My soul is heavy this morning on my beach. I leave home in ten days. I’ve known for a long time that this was necessary to my continued growth and exploration of my artistic voice. I know it will be hard, but I am moving on with innumerable lessons learned on many fronts and have healed in more ways than ever expected. Four and a half years ago I was sitting outside of boundary hall, brainstorming on Wilmington projects. I had felt its potential and wanted to tap in. Over the next couple months, a huge idea would bring me back home. I tried, I “failed”, God prevailed. He showed me through a series of divine events that He knew what was up. I was let down by my failure to open a gallery, but because of the setback and since, have had full time jobs in 3 very different industries that showed me my true strengths and passions. I’ve learned more lessons than I thought possible for myself. Being here has afforded me time and confidence to confront my fears and invest in my intentions. I’ve developed a deep relationship with the artist of my spirit. It is this tapping of the well that allows me to go forth with my thirst of five years ago quenched - and then some - with supplies on lock for any pit of desperation to come. I know I have a lot to learn, and it’s possible that I would have reached this point no matter what path I chose until now. But I wouldn’t trade these experiences with anything, I am blessed.

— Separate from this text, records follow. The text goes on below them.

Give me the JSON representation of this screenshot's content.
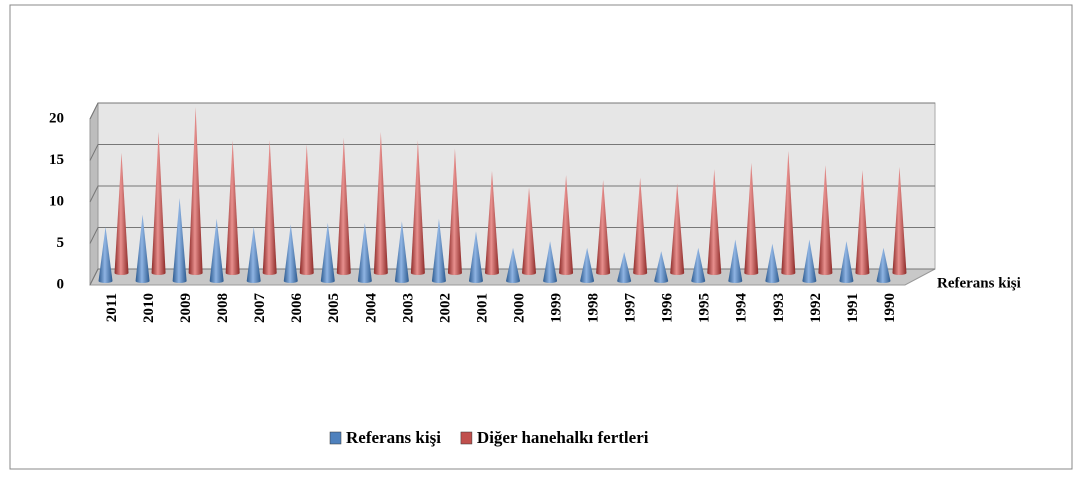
{
  "chart_data": {
    "type": "cone3d",
    "categories": [
      "2011",
      "2010",
      "2009",
      "2008",
      "2007",
      "2006",
      "2005",
      "2004",
      "2003",
      "2002",
      "2001",
      "2000",
      "1999",
      "1998",
      "1997",
      "1996",
      "1995",
      "1994",
      "1993",
      "1992",
      "1991",
      "1990"
    ],
    "series": [
      {
        "name": "Referans kişi",
        "color": "#4f81bd",
        "values": [
          6.5,
          8,
          10,
          7.5,
          6.5,
          6.8,
          7,
          7,
          7.2,
          7.5,
          6,
          4,
          4.8,
          4,
          3.5,
          3.6,
          4,
          5,
          4.5,
          5,
          4.8,
          4
        ]
      },
      {
        "name": "Diğer hanehalkı fertleri",
        "color": "#c0504d",
        "values": [
          14.5,
          17,
          20,
          16,
          16,
          15.5,
          16.3,
          17,
          16,
          15,
          12.3,
          10.3,
          11.8,
          11.2,
          11.5,
          10.8,
          12.5,
          13.3,
          14.7,
          13,
          12.4,
          12.8
        ]
      }
    ],
    "depth_label": "Referans kişi",
    "ylim": [
      0,
      20
    ],
    "yticks": [
      0,
      5,
      10,
      15,
      20
    ],
    "grid": true,
    "legend": "bottom"
  }
}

Often times I’ve contemptuously begged “What am I doing here?” And I know my family has seen the worst of my cynicism. In some ways, my career has been on hold. I could have gone anywhere, done anything out of college. My parents and I fought about my decision to come home “just to teach dance”. The conviction I had in that moment has rung true and still stands - I will be better because of this. On a deeper level, I can see now that I was also lead home to heal old and deep wounds resulting and remaining from tragedy. Wounds that never scarred and continued to ache. The unanticipated deepness of understanding I have for the complexities and dynamics of family interaction is the most significant part of my previous journey. We have something special that I too often took for granted. Not everyone gets to see nearly half of all their relatives on a monthly, weekly, or daily basis. This closeness has ignited difficult conversations and experiences that I would have otherwise most likely continued to ignore, and is thus the most important to my recent growth. We have learned that healing takes time, it takes each other, and it takes hard shit standing in your way to decide to fight or retreat back, again. It has also shown me love like I’ve never known. My brother, cousin, nana, aunts, uncles, new sister, mom and Pop have become my best friends over the last 4 years. I take with me their best qualities to guide me on my way:
Pop’s disciplined work ethic and reflection, Mom's selfless compassion and reverence, Eric’s devotion to foundation, family, love and loyalty, Alison’s grace and discernment, Nana’s wit and vigor and determination, Megan’s humility and sense of justice, Uncle Rick's patience and wisdom, Aunt Linda’s focus and service, Aunt Diane’s charm and positivity..
I have all I need because of you. I am happy, full, and ready to take on my next challenge.
Now start planning your trips to Portland ASAP. I love you, see you on the West Coast.